Tied with sackcloth strips, the ears of wheat on the pew ends at Marton in the Forest appear timeless. A small token of thanks for a harvest safely gathered. In the rich land of North Yorkshire, where fields now bare the dark earth of recent ploughing, there is an atmosphere of plenty. No doubt there have been difficult years, and times when the crop has been reduced, but seldom will it have failed completely. It is a lush landscape through which countless streams murmur contentedly. Nevertheless, there has been change. In place of homes occupied by agricultural workers the villages have been gentrified with people in high-end professions, many no doubt enjoying home working in the post-lockdown world. Even in modest Marton there is an ‘Old Vicarage’, from a time when even the smallest community boasted (or endured) a parson.
Lack of food has led to human migration as long as humanity has existed. The Bible is full of such episodes and, in the Book of Ruth, it is famine that leads Naomi to go into the land of Moab with her husband Elimelech and their two sons. It could not have been an easy decision. Many commentators describe the relationship of the people of Israel and the people of Moab as one of ‘hatred’. Nevertheless, the family not only survive but the sons marry two of the Moabite women. Again, probably not something done lightly, but perhaps a small sign of the possibility of better relations emerging between the two peoples. Sadly, Elimelech and their sons perish and Naomi, and her two daughters-in-law are alone.
In an era when links to male family members was so important for security and subsistence this all-female household appeared to be untenable. Naomi decided that they must split up, each returning to their wider families. For Naomi this required a journey to Bethlehem while for the daughters-in-law it meant staying in Moab. One accepts this option; but not Ruth. Ruth comes to realise that if she wishes to remain loyal to her husband and in-laws it will require a decisive change of belief. We have no idea from the book how differences in religious faith were handled within the marriage itself but, at this point, Ruth gives voice the profundity of her decision:
““Do not press me to leave you,
Book of Ruth, Chapter 1 . 16-17
to turn back from following you!
Where you go, I will go;
where you lodge, I will lodge;
your people shall be my people
and your God my God.
Where you die, I will die,
and there will I be buried”.

Remarkably, when the pair arrive back in Jerusalem, Naomi appears to overlook this astonishing daughter-in-law. Naomi announces that she has come back ‘with nothing’ and changes her name to Mara, meaning bitter. Accepting that they are at the bottom of the economic order, gleaning becomes the only way for them to both survive and secure a future. Gleaning was an activity for both gaining food and also for initiating relationships. The women might choose which group of young men to follow in their reaping and, as food was shared, so courtship began. Carefully, Ruth chooses to follow the older and wealthier Boaz rather than to fraternise with the younger reapers. Eventually this leads to marriage with Boaz and the birth of a son, something the women of Bethlehem assure Naomi will be: ‘a restorer of life and a nourisher of your old age’. These same women then tell Naomi, who came back ’empty’, that Ruth ‘is more to you than seven sons’. In the patriarchal society of the time this is an astonishing testimony.
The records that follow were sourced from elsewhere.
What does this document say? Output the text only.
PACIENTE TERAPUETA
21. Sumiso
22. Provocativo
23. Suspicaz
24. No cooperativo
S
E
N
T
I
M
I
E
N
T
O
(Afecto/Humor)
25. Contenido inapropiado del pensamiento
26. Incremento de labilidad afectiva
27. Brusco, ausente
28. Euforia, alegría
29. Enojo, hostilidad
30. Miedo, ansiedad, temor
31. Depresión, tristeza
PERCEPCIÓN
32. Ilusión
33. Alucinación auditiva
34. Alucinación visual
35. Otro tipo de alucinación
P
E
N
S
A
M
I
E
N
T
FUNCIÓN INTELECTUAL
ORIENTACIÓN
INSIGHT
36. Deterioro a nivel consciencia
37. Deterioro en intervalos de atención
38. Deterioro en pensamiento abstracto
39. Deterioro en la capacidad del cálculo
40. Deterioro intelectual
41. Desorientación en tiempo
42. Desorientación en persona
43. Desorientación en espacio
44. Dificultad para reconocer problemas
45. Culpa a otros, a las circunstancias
Yesterday I conducted the wedding of two young people. At the end of a week filled with so much horror, hatred and destruction, it felt like the lighting of one small candle in the midst of darkness. Weddings feature a number of times in the teachings of Jesus, and they serve as an image for the Kingdom of Heaven. They bring together communities, recall the past, and chart a path to the future. They are often occasions to cement links between families and for everyone to pledge their support to the couple. However, for marriages like the one at Cana in Galilee to take place, a degree of peace, prosperity and security is required. These circumstances should never be taken for granted. As we see now, in both Gaza and Israel, there are planned marriages which will never take place – either one or both of the people have been killed. In several other contexts, the places and resources to hold a family wedding no longer exist. The threads of what make up a functioning society have been severed. Instead of a harvest there are only ashes; where joy could have been shared, there is only silence.
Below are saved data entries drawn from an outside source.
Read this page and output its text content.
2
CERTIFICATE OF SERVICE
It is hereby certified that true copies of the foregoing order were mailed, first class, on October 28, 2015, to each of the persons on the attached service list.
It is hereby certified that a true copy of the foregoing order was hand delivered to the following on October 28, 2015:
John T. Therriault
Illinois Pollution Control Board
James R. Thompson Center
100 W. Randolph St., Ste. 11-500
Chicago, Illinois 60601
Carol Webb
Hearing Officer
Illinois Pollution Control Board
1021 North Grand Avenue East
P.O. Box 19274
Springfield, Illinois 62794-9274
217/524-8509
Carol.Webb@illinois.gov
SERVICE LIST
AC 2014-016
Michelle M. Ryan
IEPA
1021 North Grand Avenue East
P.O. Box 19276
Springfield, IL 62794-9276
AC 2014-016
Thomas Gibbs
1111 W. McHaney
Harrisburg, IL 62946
We have been here before, far too often, but now the weapons and technology enable hatred to do ever more damage. The ordinary things that make up civil society cannot be taken for granted. Destruction is quick and definitive – the creation of healthy communities takes much, much longer. At the moment it is hard to know how peace will return and flourish in so many places in our world. How the celebration of marriages and relationships of commitment will resume and contribute to societies of care and compassion. The first step on that journey must be the ending of hostilities, especially when innocent people become part of the collateral damage of a conflict in which they want no part. Endless violence, modelling violence to a new generation, is in the interests of nobody.